What carries the argument
Operator-level visual-token skipping framework that decomposes each layer into attention and FFN operators and selectively bypasses only those shown to be redundant for the answer.
If this is right
- The full visual-token sequence is retained, so fine-grained evidence is not discarded as it would be by token-removal methods.
- The same operator-level policy produces strong efficiency-accuracy trade-offs on three different MLLM architectures.
- Computation measured in TFLOPs drops by 33.7 percent on Qwen3-VL while 99.5 percent of original performance is kept across ten VQA benchmarks.
- Skipping decisions are made per operator and per layer rather than uniformly across an entire layer or the whole model.
Where Pith is reading between the lines
- The layer-dependent pattern of redundancy could be learned once per model family and reused across tasks.
- The same decomposition might expose similar silent operators in the text pathway or in non-visual modalities.
- Combining operator skipping with existing token-pruning techniques could compound the savings.
- The approach may scale to longer sequences such as video frames where the absolute compute reduction would be even larger.
Load-bearing premise
Late visual-token updates often remain large yet produce little change in the final answer-token representations.
What would settle it
Running the skipping policy on a held-out set of VQA examples and finding that the model's answers change on a substantial fraction of them compared with the unmodified model.
Figures
read the original abstract
Multimodal large language models (MLLMs) increasingly process long visual-token sequences, increasing the overall inference computation. Existing acceleration methods usually remove visual tokens or skip visual-token updates in entire layers, but these coarse strategies may discard fine-grained evidence or suppress useful operators together with redundant ones.

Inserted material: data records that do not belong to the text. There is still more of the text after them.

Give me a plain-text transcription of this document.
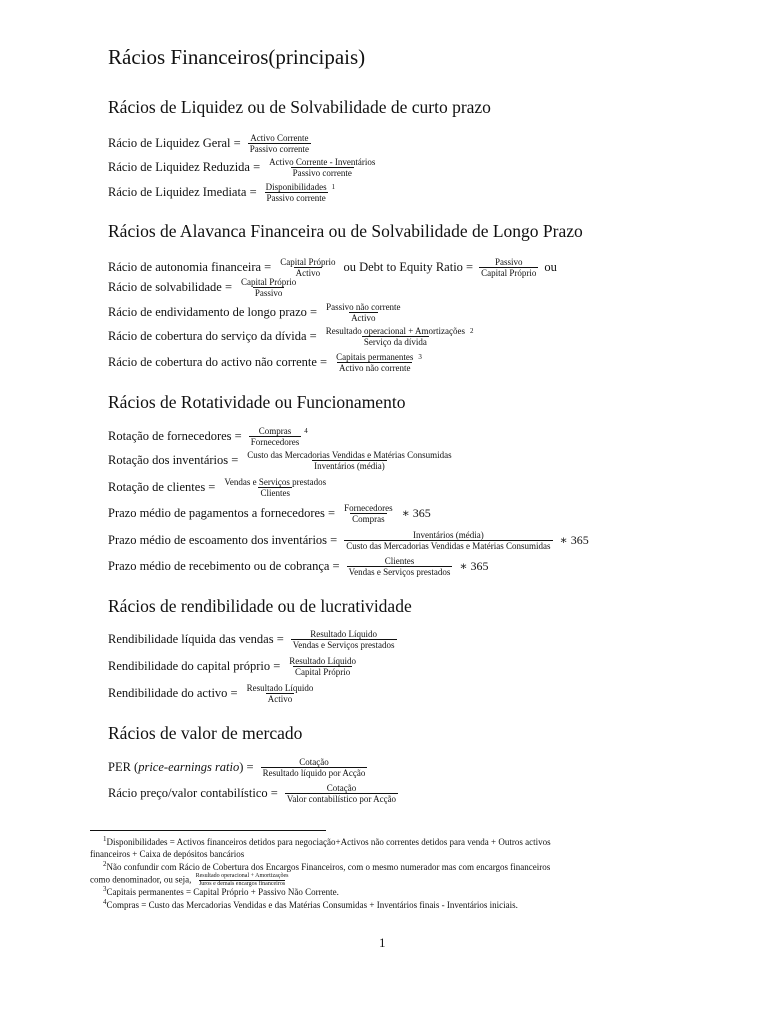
Rácios Financeiros(principais)
Rácios de Liquidez ou de Solvabilidade de curto prazo
Rácio de Liquidez Geral = $\frac{\text{Activo Corrente}}{\text{Passivo corrente}}$
Rácio de Liquidez Reduzida = $\frac{\text{Activo Corrente - Inventários}}{\text{Passivo corrente}}$
Rácio de Liquidez Imediata = $\frac{\text{Disponibilidades}}{\text{Passivo corrente}} 1$
Rácios de Alavanca Financeira ou de Solvabilidade de Longo Prazo
Rácio de autonomia financeira = $\frac{\text{Capital Próprio}}{\text{Activo}}$ ou Debt to Equity Ratio = $\frac{\text{Passivo}}{\text{Capital Próprio}}$ ou
Rácio de solvabilidade = $\frac{\text{Capital Próprio}}{\text{Passivo}}$
Rácio de endividamento de longo prazo = $\frac{\text{Passivo não corrente}}{\text{Activo}}$
Rácio de cobertura do serviço da dívida = $\frac{\text{Resultado operacional + Amortizações}}{\text{Serviço da dívida}} 2$
Rácio de cobertura do activo não corrente = $\frac{\text{Capitais permanentes}}{\text{Activo não corrente}} 3$
Rácios de Rotatividade ou Funcionamento
Rotação de fornecedores = $\frac{\text{Compras}}{\text{Fornecedores}} 4$
Rotação dos inventários = $\frac{\text{Custo das Mercadorias Vendidas e Matérias Consumidas}}{\text{Inventários (média)}}$
Rotação de clientes = $\frac{\text{Vendas e Serviços prestados}}{\text{Clientes}}$
Prazo médio de pagamentos a fornecedores = $\frac{\text{Fornecedores}}{\text{Compras}}$ ∗ 365
Prazo médio de escoamento dos inventários = $\frac{\text{Inventários (média)}}{\text{Custo das Mercadorias Vendidas e Matérias Consumidas}}$ ∗ 365
Prazo médio de recebimento ou de cobrança = $\frac{\text{Clientes}}{\text{Vendas e Serviços prestados}}$ ∗ 365
Rácios de rendibilidade ou de lucratividade
Rendibilidade líquida das vendas = $\frac{\text{Resultado Líquido}}{\text{Vendas e Serviços prestados}}$
Rendibilidade do capital próprio = $\frac{\text{Resultado Líquido}}{\text{Capital Próprio}}$
Rendibilidade do activo = $\frac{\text{Resultado Líquido}}{\text{Activo}}$
Rácios de valor de mercado
PER ( price-earnings ratio ) = $\frac{\text{Cotação}}{\text{Resultado líquido por Acção}}$
Rácio preço/valor contabilístico = $\frac{\text{Cotação}}{\text{Valor contabilístico por Acção}}$
$^1$Disponibilidades = Activos financeiros detidos para negociação+Activos não correntes detidos para venda + Outros activos
financeiros + Caixa de depósitos bancários
$^2$Não confundir com Rácio de Cobertura dos Encargos Financeiros, com o mesmo numerador mas com encargos financeiros
como denominador, ou seja, $\frac{\text{Resultado operacional + Amortizações}}{\text{Juros e demais encargos financeiros}}$
$^3$Capitais permanentes = Capital Próprio + Passivo Não Corrente.
$^4$Compras = Custo das Mercadorias Vendidas e das Matérias Consumidas + Inventários finais - Inventários iniciais.
1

In this paper, we study visual-token computation from an answer-observable perspective and find that late visual-token updates can remain large while having little effect on answer-token representations. Motivated by this answer-silent redundancy, we decompose each Transformer layer into attention and FFN operators and show that useful visual computation is often operator-dominant and layer-dependent. We propose an operator-level visual-token skipping framework that preserves the full visual-token sequence while selectively bypassing redundant attention, FFN, or both. Experiments across three MLLM architectures and 10 VQA benchmarks show that our method achieves strong efficiency-accuracy trade-offs, reducing \textbf{33.7\%} TFLOPs on Qwen3-VL while retaining \textbf{99.5\%} of the vanilla model performance.
Editorial analysis
A structured set of objections, weighed in public.
Referee Report
Summary. The paper claims that late visual-token updates in MLLMs often exhibit answer-silent redundancy, allowing decomposition of each Transformer layer into attention and FFN operators where useful visual computation is operator-dominant and layer-dependent. It proposes selectively bypassing redundant attention, FFN, or both for visual tokens while preserving the full sequence, achieving up to 33.7% TFLOPs reduction on Qwen3-VL with 99.5% retention of vanilla performance across three MLLM architectures and 10 VQA benchmarks.
Significance. If the empirical observation of answer-silent redundancy and the operator-level detection rule generalize, the method offers a finer-grained efficiency technique than token pruning or full-layer skipping, better preserving fine-grained visual evidence. The multi-architecture, multi-benchmark evaluation strengthens the efficiency-accuracy trade-off claim and provides a useful empirical insight for MLLM inference optimization.
major comments (2)
- [§3] §3 (method description): the central premise that late visual-token updates are answer-silent and that skipping can be decided per-operator without dropping task-critical signals rests on post-hoc observation of representation change; the exact inference-time detection rule (how redundancy is measured and thresholds applied without access to answer tokens) is not specified in sufficient detail to verify that it recovers the observed redundancy without silent loss of fine-grained evidence.
- [§4] §4 (experiments): the 99.5% retention is reported across 10 VQA benchmarks, but no ablation or stress-test is provided on tasks that would require the late-layer operators being skipped (e.g., detailed spatial or fine-grained visual reasoning); this leaves open whether the chosen benchmarks under-stress the skipped operators as required for the operator-dominant claim to hold.
minor comments (2)
- [Figure 2] Figure 2: the diagram illustrating operator skipping could more explicitly annotate which operators are bypassed in each layer for clarity.
- Ensure all reported TFLOPs reductions include the exact baseline implementation details and hardware for reproducibility.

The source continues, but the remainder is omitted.